E-mail and messaging
Besides Gmail and the usual text and multimedia messaging, the X10 Mini is capable of syncing with POP3 and some IMAP4 accounts. It's disappointing, however, that like on the X10 we weren't able to add our CNET Outlook Web Access account (OWA) using the standard e-mail app. Instead, you must the included RoadSync app to get both your e-mail messages and calendar appointments. The experience might be better, but we'd appreciate a native app.
Without a full QWERTY you must use a nine-button alphabetic keypad for composing messages. Also, since the X10 Mini's keyboard only works in portrait mode you must scroll quite a ways through the symbols keyboard to find basic punctuation. On a basic phone we wouldn't complain about the experience, but we find it unacceptable on a smartphone. Fortunately, the X10 Mini offers a useful predictive text option that's a good alternative to multitap.
The X10 Mini's replaces the X10's 8-megapixel camera for a 5-megapixel shooter. We don't mind the resolution downgrade--5 megapixels is more than adequate on such a handset--but we are disturbed that Sony Ericsson removed most of the editing options. You can geotag photos, use the bright flash and autofocus, and select one of four image settings (auto, sports, twilight, and macro), but those are the only customization options available. Though we'd expected the smaller X10 Mini to offer fewer features, we didn't foresee this much carnage. Also, vanity shots are tricky without a self-portrait mirror.
The handset has a camcorder, though editing options are equally minimal. Clips meant for multimedia messages are capped at 10 seconds, though you can shoot for longer in normal mode. Once you're done playing photographer, you can check out your work in the user-friendly gallery app. Photo quality is just average, which is about what we saw on the X10. Colors could have been richer, and images are a tad dim. The X10 Mini offers 128MB of internal memory and the microSD slot fits cards up to 2GB.
On both the X10 and X10 Mini, Sony Ericsson gave the normal Android music player a slight, but much-needed, makeover. It displays album art, and you can access shuffle and repeat modes, set favorites, send the track in a message, and designate a track as a ringtone. Loading music on the phone is quite easy whether you're using a USB cable or a memory card. Thanks to Android's efficient USB transfer/storage and PC syncing support, our PC recognized the X10 Mini right when we plugged it in. The handset also comes integrated with Sony Ericsson's PlayNow feature, a TrackID app and an FM radio.
Music quality is similar to the X10, though it's not quite as loud given the X10 Mini's smaller speaker. The quality is respectable, though it gets distorted the higher you go. We recommend headphones for the best experience.
Google and other features
Other features include a calculator, a calendar, an alarm clock, a notepad, a full duplex speakerphone, a timer, and a stopwatch. You'll also find PC syncing, USB mass storage, A2DP stereo Bluetooth, and Wi-Fi. The browser has a standard Android design, though it's more than tedious on such a small display. You can replace it with another browser, if you'd like.
Naturally, the X10 Mini offers the full slate of Google applications like YouTube, Google Voice, and Google Talk. Google Maps offers the standard features while Wisepilot brings real-time voice-guided directions. You'll also find a barcode reader, a Wikipedia app, and two games (Peggle and Edge). Of course, more apps and games are available through the Android Market. The integrated Facebook for Android app lets you access the service outside of Timescape.
We tested the quad-band (GSM 850/900/1800/1900) Xperia X10 Mini in San Francisco using AT&T service. The handset will work with both AT&T's and T-Mobile's GSM networks, but 3G data is available only through AT&T in the United States. You should have better luck abroad since the X10 Mini supports three UMTS/HSPA bands.

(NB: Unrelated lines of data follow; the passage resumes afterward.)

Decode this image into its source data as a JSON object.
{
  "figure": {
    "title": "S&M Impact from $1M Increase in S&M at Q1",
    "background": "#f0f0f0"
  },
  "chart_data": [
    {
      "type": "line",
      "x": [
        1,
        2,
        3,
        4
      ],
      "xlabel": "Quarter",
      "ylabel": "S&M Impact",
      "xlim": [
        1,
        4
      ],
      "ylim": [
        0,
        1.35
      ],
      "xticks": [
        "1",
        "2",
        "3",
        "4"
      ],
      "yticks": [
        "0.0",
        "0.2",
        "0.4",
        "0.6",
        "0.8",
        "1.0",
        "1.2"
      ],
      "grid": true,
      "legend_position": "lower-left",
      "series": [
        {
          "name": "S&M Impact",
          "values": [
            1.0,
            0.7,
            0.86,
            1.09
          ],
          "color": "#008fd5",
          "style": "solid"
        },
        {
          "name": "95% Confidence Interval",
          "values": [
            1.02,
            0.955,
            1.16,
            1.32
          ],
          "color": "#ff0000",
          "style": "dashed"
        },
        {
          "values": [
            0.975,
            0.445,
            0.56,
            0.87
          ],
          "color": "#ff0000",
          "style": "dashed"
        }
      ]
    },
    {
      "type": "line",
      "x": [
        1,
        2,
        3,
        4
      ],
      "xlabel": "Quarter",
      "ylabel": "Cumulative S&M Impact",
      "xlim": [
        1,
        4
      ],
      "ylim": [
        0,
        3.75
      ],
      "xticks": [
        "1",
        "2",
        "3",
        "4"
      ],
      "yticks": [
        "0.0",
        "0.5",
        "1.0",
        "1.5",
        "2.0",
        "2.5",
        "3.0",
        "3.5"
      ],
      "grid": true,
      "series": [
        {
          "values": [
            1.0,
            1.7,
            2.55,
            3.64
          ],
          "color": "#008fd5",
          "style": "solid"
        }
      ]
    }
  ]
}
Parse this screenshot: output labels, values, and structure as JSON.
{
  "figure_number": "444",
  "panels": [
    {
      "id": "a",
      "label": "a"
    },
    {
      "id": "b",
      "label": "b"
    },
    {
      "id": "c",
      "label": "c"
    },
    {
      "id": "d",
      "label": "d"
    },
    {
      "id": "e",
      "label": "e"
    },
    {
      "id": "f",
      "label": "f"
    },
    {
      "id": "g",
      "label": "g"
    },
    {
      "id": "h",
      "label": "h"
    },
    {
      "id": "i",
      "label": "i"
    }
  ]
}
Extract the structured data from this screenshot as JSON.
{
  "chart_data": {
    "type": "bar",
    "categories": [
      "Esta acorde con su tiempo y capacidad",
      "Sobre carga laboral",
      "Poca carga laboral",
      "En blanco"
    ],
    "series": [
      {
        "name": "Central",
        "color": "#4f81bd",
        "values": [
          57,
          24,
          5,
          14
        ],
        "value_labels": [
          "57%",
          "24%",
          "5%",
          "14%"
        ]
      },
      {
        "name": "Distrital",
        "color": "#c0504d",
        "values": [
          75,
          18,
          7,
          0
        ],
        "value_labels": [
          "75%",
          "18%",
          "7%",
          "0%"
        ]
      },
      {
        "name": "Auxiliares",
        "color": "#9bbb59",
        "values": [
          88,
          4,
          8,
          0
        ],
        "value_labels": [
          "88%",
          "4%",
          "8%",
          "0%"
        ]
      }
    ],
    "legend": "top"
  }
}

Call quality was respectable, though we encountered a couple of issues. Though signal clarity is decent and our friends sounded natural, the audio cut out for a second on more than one occasion. Also, the volume was much too low to talk in a noisy place. On the whole it was a good experience, but it wasn't quite as sharp as the Xperia X10.
Our callers said we sounded fine. They also reported a volume issue, particularly when we were calling next to a busy street. They didn't hear any audio lapses, though, and our friends said that the phone picked up minimal background noise. Almost everyone could tell that we were using a cell phone, but that's hardly a bad thing. We didn't have a problem when calling automated calling systems as long as we were in a quiet place. Speakerphone calls were satisfactory, though the volume remained too low for many calls.
The X10 Mini has a 600Mhz processor, so expect a slower experience than the 1GHz-powered Xperia X10. Yet, the change isn't dramatic, as we were able to perform most functions quickly. And in any case, the downgrade is understandable on a smaller and cheaper phone.
The X10 Mini has a rated battery life of 4 hours 2G talk time and 3.5 hours 3G talk time. Promised standby time is 15 days. According to FCC radiation charts, the X10 Mini has a digital SAR of 1.18 watts per kilogram.